After Allstate suffered billions of dollars in losses and failed to get the rate increases it wanted, it resorted to the nuclear option.

The insurance giant threatened last fall to stop renewing auto insurance for customers in three states that hadn’t given in to its demands, which would have left those policyholders scrambling for coverage. The states blinked.

In December, New Jersey approved auto rate increases for Allstate averaging 17%, and New York, a 15% hike. Regulators in California are allowing Allstate to boost auto rates by 30%, but still haven’t decided on its request for a 40% increase in home-insurance rates after the insurer refused to write new policies.

For many Americans, getting insurance for both their cars and homes has gone from a routine, generally manageable expense to a do-or-die ordeal that can strain household budgets.

Insurers are coming off some of their worst years in history. Catastrophic damage from storms and wildfires is one big reason. The past decade of global natural catastrophes has been the costliest ever. Warmer temperatures have made storms worse and contributed to droughts that have elevated wildfire risk. Too many new homes were built in areas at risk of fire.

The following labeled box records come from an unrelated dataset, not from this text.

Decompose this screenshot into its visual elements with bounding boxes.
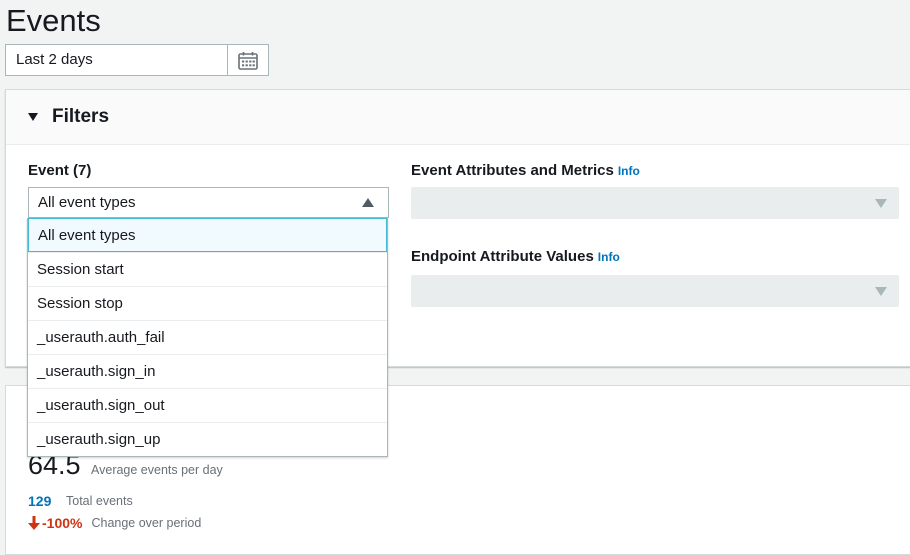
- event-attributes-label-text: Event Attributes and Metrics: [411, 162, 614, 179]
- endpoint-attributes-label-text: Endpoint Attribute Values: [411, 248, 594, 265]
- page-title: Events: [6, 3, 101, 38]
- dropdown-option[interactable]: _userauth.auth_fail: [28, 320, 387, 354]
- filters-title: Filters: [52, 106, 110, 127]
- event-select-value: All event types: [38, 194, 136, 211]
- caret-up-icon: [362, 198, 374, 207]
- dropdown-option[interactable]: _userauth.sign_in: [28, 354, 387, 388]
- caret-down-icon: [28, 113, 38, 121]
- endpoint-attributes-select: [411, 275, 899, 307]
- dropdown-option[interactable]: _userauth.sign_up: [28, 422, 387, 456]
- arrow-down-icon: [28, 516, 40, 530]
- date-range-picker[interactable]: Last 2 days: [5, 44, 269, 76]
- dropdown-option[interactable]: Session start: [28, 252, 387, 286]
- caret-down-icon: [875, 286, 887, 296]
- caret-down-icon: [875, 198, 887, 208]
- filters-header[interactable]: Filters: [6, 90, 910, 145]
- dropdown-option[interactable]: All event types: [28, 218, 387, 252]
- dropdown-option[interactable]: Session stop: [28, 286, 387, 320]
- endpoint-attributes-info-link[interactable]: Info: [598, 250, 620, 264]
- dropdown-option[interactable]: _userauth.sign_out: [28, 388, 387, 422]
- calendar-button[interactable]: [227, 45, 268, 75]
- total-events-value[interactable]: 129: [28, 493, 51, 509]
- average-events-caption: Average events per day: [91, 463, 223, 477]
- event-dropdown-list: All event types Session start Session st…: [27, 218, 388, 457]
- change-over-period: -100% Change over period: [28, 515, 201, 531]
- calendar-icon: [238, 51, 258, 70]
- endpoint-attributes-label: Endpoint Attribute Values Info: [411, 248, 620, 265]
- change-value: -100%: [42, 515, 83, 531]
- date-range-input[interactable]: Last 2 days: [6, 45, 227, 75]
- event-select[interactable]: All event types: [28, 187, 389, 218]
- total-events-caption: Total events: [66, 494, 133, 508]
- event-attributes-info-link[interactable]: Info: [618, 164, 640, 178]
- event-attributes-select: [411, 187, 899, 219]
- event-filter-label: Event (7): [28, 162, 92, 179]
- change-caption: Change over period: [91, 516, 202, 530]
- event-attributes-label: Event Attributes and Metrics Info: [411, 162, 640, 179]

As losses mounted, inflation only made matters worse, boosting the cost of repairing or replacing cars or homes.

Climate change also has made it harder for insurers to measure their risks, pushing some to demand even higher premiums to cushion against future losses.

“I have never seen the overall market this bad,” said Barry Gilway, a 52-year veteran of the industry who retired in 2023 as head of Florida’s Citizens Property Insurance, a state-created insurer of last resort that sells plans to people who can’t get coverage elsewhere.

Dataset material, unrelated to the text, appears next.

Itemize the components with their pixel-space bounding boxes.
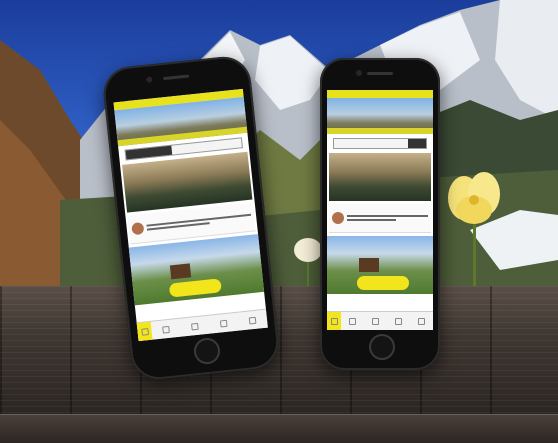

Homeowners and drivers are facing sharply rising premiums, less coverage and fewer, if any, choices of insurer. In some places, the only options are bare bones coverage or none at all. That can make homes worth less and harder to sell, and cars less affordable.

Farmers Insurance Group increased home-insurance rates by more than 23% last year for tens of thousands of policyholders in both Illinois and Texas, according to S&P Global Market Intelligence. Nationwide Mutual said it won’t renew 10,525 home-insurance policies in hurricane-prone areas of North Carolina.

State Farm racked up $13 billion in property-casualty underwriting losses in 2022, its worst ever. Last year, it stopped writing new home-insurance policies in California. The state’s regulators last month approved a 20% home-insurance rate increase.

“This is just the worst possible scenario you could think of for consumers,” said Timothy Gaspar, head of a Los Angeles-based insurance agency. The mass retreat of insurers from the state means there is nothing to offer people seeking new home or auto insurance, he said.

A Farmers spokeswoman said its rate increases were designed to “better reflect the increased risk and claims costs we continue to face.” A Nationwide spokesman said the company was being more selective about where it writes policies in response to inflation and market disruptions.